Geocachers often look for benchmarks—a type of survey mark—that make up the National Spatial Reference System (NSRS), the foundation for all mapping and surveying activities in the United States. NOAA’s National Geodetic Survey (NGS) defines and maintains the NSRS. For more than 200 years, NGS and its predecessor agencies have collaborated with surveyors in both the public and private sectors to place benchmarks across the nation. More than 1.5 million of them were placed from the 1920s to the 1980s!
A benchmark is a brass, bronze, or aluminum disk set in bedrock or concrete. This collection of markers forms a network that surveyors use to accurately position other geographic points of interest. This ensures that everything “matches up” when people produce maps, mark off property boundaries, and plan, design, and build structures, roads, and bridges.
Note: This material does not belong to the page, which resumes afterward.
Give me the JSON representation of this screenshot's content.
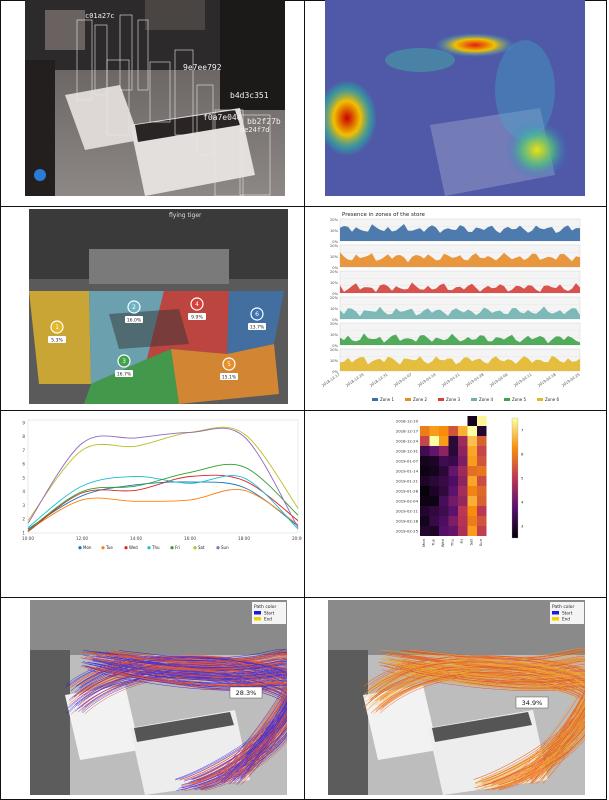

Since many NSRS benchmarks are nearly a century old, NGS wants to know when geocachers find a benchmark. Many have been disturbed and reset through the years, and as many as half of them may have been destroyed by construction projects. A geocacher who finds a benchmark, measures its coordinates with a handheld GPS device, and reports the find to the National Geodetic Survey is performing a valuable public service.